Every word in the guide is paired with suggestions for what to use instead to make it as easy as possible to make an inclusive choice.
Step 7: Always be improving
We’ve committed as a company to checking in after a few months to see how this process is going. We’ll cover questions like:
- Are we becoming more aware of what we’re saying?
- Is our language becoming more inclusive?
- Are there additional words or phrases we want to add?
- Are there any words that are too hard to avoid, or that we’re not ready to have on the list after all?
- Do we want to do more to support this initiative?
- What else can we do to make Rival IQ more inclusive?
We were never going to achieve perfection right out of the gate, so checking in regularly will give us a chance to refine and expand the definition of inclusivity at Rival IQ as we all learn more. These regular check-ins also ensure that we preserve the company buy-in established at the beginning of this process, instead of just remaining one person’s pet project.

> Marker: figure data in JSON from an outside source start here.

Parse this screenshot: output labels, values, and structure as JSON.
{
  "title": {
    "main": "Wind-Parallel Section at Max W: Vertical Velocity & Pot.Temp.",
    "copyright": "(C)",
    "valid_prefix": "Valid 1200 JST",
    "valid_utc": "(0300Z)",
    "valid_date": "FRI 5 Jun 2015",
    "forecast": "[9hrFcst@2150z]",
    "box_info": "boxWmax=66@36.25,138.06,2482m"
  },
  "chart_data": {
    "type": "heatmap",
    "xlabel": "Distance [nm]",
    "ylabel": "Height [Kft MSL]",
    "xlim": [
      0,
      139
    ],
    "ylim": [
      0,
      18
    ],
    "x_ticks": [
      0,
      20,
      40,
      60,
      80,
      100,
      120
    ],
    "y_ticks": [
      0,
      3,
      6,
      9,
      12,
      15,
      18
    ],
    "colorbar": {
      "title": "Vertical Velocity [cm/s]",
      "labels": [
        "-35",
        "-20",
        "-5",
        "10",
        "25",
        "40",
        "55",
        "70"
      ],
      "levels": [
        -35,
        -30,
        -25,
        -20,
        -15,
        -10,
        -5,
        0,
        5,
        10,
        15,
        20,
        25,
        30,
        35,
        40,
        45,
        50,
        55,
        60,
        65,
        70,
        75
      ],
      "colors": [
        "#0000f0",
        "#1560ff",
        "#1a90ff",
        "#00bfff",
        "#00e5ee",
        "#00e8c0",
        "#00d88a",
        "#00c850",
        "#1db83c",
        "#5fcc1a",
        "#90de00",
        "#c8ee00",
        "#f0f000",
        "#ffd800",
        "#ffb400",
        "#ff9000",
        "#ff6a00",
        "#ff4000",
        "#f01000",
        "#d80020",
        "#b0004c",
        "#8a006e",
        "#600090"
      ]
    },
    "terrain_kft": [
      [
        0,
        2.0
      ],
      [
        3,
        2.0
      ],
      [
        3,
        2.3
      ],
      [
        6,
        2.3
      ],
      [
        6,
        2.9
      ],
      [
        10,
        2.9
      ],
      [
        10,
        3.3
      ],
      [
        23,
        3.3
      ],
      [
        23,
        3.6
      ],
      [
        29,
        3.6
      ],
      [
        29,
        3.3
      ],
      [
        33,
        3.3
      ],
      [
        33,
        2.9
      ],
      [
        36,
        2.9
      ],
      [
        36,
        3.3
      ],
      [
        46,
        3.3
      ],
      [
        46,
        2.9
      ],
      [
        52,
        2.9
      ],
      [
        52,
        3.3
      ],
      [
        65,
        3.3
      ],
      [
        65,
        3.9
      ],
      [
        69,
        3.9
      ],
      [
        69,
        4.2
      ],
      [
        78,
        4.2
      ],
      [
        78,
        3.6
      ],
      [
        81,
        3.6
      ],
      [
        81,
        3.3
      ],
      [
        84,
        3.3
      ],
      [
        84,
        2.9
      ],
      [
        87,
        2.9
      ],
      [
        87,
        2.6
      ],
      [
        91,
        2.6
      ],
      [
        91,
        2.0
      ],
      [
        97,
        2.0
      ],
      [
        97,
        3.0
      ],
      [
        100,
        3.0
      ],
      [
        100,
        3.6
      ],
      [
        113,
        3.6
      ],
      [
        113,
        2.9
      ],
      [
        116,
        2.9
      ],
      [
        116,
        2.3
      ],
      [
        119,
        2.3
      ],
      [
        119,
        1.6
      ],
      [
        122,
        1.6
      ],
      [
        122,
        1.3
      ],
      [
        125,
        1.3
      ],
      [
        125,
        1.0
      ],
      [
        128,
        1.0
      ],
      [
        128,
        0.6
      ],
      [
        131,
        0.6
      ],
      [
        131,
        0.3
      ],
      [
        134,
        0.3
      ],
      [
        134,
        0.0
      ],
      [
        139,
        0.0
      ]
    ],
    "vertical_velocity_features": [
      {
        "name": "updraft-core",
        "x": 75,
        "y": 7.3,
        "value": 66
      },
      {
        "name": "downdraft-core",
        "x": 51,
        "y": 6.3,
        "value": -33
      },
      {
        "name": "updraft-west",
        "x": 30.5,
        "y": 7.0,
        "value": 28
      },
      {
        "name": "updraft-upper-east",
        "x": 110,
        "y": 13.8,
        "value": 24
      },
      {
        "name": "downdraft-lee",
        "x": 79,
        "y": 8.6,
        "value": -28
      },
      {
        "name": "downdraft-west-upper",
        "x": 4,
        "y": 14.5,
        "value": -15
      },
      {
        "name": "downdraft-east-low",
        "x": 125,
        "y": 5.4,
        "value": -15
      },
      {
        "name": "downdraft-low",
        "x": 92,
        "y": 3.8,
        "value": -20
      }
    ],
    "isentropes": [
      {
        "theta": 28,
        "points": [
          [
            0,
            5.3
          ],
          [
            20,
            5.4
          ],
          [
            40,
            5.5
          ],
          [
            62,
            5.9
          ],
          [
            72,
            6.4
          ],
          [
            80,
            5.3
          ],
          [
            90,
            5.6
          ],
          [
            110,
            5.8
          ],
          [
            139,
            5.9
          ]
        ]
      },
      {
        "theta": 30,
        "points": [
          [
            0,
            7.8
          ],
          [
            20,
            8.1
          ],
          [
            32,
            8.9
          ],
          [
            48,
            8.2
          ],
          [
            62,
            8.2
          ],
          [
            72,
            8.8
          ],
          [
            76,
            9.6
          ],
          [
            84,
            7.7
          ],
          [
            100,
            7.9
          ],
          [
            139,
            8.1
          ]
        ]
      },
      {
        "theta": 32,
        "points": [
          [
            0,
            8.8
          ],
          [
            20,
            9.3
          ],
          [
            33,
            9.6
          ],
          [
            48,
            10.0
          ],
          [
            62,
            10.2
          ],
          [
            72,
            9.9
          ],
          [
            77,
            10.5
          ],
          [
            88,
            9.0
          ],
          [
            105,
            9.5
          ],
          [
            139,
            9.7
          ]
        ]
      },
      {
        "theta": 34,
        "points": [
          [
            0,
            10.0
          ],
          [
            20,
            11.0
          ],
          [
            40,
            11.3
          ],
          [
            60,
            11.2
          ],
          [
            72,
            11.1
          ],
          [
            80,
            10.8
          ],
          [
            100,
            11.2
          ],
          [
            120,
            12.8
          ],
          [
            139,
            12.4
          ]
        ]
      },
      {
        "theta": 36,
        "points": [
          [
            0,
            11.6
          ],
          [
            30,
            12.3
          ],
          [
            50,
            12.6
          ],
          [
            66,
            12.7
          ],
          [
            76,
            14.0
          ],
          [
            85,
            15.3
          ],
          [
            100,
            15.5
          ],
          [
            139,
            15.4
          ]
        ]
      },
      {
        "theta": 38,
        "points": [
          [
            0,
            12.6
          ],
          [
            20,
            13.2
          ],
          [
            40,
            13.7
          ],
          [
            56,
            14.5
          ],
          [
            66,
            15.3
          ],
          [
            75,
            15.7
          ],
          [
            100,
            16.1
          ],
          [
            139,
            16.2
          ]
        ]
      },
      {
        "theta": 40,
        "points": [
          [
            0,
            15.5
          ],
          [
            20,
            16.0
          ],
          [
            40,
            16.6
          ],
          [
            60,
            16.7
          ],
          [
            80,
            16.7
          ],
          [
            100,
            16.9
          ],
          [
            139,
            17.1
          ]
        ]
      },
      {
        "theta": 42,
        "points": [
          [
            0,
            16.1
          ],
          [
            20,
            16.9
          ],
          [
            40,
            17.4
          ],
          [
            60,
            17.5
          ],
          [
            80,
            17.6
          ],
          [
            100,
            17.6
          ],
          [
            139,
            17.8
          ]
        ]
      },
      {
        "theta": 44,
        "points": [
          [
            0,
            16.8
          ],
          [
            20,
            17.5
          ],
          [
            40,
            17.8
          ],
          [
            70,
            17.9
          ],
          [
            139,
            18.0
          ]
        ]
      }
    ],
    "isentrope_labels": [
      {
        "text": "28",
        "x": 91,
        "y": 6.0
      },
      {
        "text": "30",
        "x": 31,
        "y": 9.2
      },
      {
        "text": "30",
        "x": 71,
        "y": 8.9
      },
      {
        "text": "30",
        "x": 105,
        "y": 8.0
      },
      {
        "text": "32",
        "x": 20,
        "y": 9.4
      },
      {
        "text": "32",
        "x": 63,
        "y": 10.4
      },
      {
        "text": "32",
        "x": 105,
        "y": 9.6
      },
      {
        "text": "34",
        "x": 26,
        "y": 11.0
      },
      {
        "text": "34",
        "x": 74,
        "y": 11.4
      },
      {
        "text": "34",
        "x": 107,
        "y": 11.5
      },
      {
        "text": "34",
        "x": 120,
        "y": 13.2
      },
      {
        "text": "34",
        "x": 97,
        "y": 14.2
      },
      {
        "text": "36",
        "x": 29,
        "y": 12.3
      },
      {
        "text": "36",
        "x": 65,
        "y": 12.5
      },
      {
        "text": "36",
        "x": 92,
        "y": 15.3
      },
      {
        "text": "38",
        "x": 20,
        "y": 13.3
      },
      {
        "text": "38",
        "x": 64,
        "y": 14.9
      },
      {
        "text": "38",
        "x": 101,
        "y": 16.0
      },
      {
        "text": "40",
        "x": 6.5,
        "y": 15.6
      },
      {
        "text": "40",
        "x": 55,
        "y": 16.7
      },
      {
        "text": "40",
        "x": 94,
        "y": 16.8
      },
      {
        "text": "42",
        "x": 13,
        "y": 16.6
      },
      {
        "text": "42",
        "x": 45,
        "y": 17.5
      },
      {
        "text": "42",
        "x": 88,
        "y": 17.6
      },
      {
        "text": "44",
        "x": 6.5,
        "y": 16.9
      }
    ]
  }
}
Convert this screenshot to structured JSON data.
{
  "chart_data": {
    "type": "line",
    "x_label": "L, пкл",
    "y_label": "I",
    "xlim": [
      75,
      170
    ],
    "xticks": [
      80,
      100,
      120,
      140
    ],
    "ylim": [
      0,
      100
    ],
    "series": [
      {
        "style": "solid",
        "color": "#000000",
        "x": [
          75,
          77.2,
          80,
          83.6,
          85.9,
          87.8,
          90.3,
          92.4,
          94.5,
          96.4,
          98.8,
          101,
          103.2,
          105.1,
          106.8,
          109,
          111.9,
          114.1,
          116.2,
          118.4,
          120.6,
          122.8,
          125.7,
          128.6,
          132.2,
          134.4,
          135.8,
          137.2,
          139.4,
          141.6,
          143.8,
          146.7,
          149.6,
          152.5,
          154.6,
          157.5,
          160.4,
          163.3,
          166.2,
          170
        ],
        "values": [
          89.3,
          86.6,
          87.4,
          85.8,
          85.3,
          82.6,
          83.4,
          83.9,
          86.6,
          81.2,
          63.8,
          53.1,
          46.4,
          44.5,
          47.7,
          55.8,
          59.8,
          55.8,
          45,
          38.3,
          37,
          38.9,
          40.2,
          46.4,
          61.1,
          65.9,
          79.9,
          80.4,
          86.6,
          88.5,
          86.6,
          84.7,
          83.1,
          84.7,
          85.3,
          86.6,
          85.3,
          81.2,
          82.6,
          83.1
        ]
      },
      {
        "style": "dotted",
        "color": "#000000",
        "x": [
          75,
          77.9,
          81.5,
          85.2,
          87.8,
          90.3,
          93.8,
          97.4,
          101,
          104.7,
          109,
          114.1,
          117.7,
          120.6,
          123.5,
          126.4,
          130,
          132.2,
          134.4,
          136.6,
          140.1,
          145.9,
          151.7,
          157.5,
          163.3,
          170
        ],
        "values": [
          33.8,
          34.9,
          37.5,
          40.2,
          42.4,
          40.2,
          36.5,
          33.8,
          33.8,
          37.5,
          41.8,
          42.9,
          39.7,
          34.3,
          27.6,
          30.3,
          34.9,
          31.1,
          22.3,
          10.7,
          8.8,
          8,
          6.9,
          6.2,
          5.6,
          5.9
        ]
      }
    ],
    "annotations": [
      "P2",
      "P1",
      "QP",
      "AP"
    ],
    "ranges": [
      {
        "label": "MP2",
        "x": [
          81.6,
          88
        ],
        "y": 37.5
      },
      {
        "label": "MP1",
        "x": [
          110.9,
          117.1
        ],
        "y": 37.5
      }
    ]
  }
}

The impacts of inclusive language
We rolled out the inclusive language guide and cleaned up the Rival IQ website about a month ago. Have we stopped saying every one of these words in the last month? No, but there’s way more awareness now than there used to be.
Coworker after coworker has come bursting into the office with a story about how thoughtlessly these words are used on the radio, in newspapers, on TV, and in books. I’m hearing us all catch ourselves more: using “Hi guys” to start a meeting has now become “Hi team” or “Hey y’all,” and “wild” and “wacky” are becoming natural substitutions for “crazy.” It’s fun to watch our brains rewire so quickly.
I can’t say yet that making these changes will be the thing that takes our start-up to unicorn status, but we hope our blog and website will be a more inclusive and welcoming and less ableist place for digital marketers looking for resources on the web.
Wrapping it up
I’ve simply loved working on inclusivity at Rival IQ, and can’t wait to evolve this guide and process as we continue to learn more. This work is satisfying and important for all writers and marketers to think about, and I hope to see more companies in tech and out working on this soon.
I’m grateful to Emily Triplett Lentz for her comprehensive and thoughtful approach to inclusivity at MozCon and for making herself available to me during this process when I had questions.